Risultati principali

  • La percentuale di tumori polmonari incidenti nelle donne è aumentata negli ultimi 20 anni (P<0,0001), probabilmente a causa del cambiamento delle abitudini al fumo:
    • 2020, 34,6%;
    • 2010, 24,3;
    • 2000, 16,0%.
  • La percentuale di adenocarcinomi nei pazienti affetti da tumore polmonare non a piccole cellule (non-small cell lung cancer, NSCLC) è aumentata negli ultimi 20 anni (P<0,0001):
    • 2020, 59,5% (odds ratio multivariato vs. anno 2000 di 2,7);
    • 2010, 52,6% (odds ratio multivariato vs. anno 2000 di 2,0);
    • 2000, 34,9% (valore di riferimento per i calcoli dell’odds ratio).

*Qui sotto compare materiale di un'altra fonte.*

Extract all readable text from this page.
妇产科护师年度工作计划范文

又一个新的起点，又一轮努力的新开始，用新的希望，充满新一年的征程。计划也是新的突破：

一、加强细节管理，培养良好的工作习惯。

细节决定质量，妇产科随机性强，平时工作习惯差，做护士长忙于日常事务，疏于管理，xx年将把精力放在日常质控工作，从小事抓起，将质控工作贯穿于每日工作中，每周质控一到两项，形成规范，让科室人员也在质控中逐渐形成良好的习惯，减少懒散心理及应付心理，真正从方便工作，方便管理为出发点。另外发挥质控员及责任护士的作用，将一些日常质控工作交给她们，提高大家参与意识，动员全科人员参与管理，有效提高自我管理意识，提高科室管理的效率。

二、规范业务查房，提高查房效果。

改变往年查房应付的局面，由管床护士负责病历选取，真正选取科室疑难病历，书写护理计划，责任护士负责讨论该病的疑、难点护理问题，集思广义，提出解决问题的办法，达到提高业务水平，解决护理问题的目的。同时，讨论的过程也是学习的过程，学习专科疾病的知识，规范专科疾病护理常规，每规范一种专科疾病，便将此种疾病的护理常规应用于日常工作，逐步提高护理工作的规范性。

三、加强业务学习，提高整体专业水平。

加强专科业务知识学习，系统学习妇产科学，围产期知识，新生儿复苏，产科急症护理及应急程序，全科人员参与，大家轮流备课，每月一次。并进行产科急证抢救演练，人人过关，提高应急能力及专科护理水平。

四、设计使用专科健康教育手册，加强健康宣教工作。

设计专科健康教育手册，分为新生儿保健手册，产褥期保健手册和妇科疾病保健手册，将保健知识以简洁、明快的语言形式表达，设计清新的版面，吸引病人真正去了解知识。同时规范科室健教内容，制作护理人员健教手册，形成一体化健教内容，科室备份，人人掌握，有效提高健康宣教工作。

  • La percentuale di tumori polmonari incidenti in non fumatori è aumentata negli ultimi 20 anni (P<0,0001):
    • 2020, 12,6%;
    • 2010, 10,9%;
    • 2000, 7,2%.
  • La percentuale di diagnosi tardive di NSCLC (in stadio metastatico/disseminato) è aumentata rispetto al 2000:
    • 2020, 57,6%;
    • 2010, dati non presentati;
    • 2000, 42,6%.
  • La mortalità a 3 mesi è risultata variare notevolmente a seconda dello stadio nel 2020:
    • NSCLC localizzato, 3%;
    • NSCLC localmente avanzato, 9,6%;
    • NSCLC metastatico/disseminato, 29,1%.

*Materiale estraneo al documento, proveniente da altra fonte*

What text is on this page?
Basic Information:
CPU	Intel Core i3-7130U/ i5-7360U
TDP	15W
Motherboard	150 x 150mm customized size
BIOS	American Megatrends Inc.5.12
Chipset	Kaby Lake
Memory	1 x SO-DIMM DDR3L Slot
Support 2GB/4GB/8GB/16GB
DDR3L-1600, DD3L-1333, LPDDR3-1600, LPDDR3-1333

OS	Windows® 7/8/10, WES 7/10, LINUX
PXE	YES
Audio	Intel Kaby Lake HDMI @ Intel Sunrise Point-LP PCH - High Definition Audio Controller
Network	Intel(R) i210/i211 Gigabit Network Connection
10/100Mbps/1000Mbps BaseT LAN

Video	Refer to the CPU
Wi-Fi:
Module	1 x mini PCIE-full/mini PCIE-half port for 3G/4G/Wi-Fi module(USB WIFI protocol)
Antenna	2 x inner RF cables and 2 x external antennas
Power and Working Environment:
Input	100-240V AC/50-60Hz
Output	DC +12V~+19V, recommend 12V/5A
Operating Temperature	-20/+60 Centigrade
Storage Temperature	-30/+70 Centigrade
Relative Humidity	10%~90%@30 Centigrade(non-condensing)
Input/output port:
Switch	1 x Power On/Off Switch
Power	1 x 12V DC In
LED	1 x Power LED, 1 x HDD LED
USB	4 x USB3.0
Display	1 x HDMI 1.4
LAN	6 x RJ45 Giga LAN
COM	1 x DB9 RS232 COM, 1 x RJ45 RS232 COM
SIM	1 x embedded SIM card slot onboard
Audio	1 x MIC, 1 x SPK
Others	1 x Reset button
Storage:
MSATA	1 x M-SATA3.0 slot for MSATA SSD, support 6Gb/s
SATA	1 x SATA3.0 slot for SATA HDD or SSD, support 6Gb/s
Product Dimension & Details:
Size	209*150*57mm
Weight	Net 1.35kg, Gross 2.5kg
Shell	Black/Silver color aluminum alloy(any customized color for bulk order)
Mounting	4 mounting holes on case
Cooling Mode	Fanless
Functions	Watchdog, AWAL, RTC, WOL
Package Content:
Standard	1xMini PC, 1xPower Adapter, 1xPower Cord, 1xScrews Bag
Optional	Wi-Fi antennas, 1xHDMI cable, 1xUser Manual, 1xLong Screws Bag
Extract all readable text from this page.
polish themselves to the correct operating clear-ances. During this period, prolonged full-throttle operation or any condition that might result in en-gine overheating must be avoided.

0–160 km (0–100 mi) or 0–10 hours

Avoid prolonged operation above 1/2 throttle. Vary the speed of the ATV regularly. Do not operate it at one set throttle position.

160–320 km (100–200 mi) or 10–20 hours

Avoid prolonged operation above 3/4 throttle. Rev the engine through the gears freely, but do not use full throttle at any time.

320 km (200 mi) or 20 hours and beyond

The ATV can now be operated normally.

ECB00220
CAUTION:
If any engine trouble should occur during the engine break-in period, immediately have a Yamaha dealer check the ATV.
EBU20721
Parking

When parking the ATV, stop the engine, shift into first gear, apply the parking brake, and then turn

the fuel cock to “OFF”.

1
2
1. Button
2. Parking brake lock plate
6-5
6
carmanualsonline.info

  • La mortalità a 3 mesi è leggermente migliorata nel tempo:
    • NSCLC localizzato, 3% nel 2020 rispetto a 6,6% nel 2010 rispetto a 8,3% nel 2000;
    • NSCLC localmente avanzato, 9,6% nel 2020 rispetto a 13,8% nel 2010 rispetto a 20,2% nel 2000;
    • NSCLC metastatico/disseminato, 29,1% nel 2020 rispetto a 31,9% nel 2010 rispetto a 33,7% nel 2000;
    • microcitoma, 24,6% nel 2020 rispetto a 24,9% nel 2010 rispetto a 27,1% nel 2000.

Limiti

  • Disegno osservazionale.
  • I dati sulla mortalità a 5 anni per il 2020 devono ancora essere rivelati.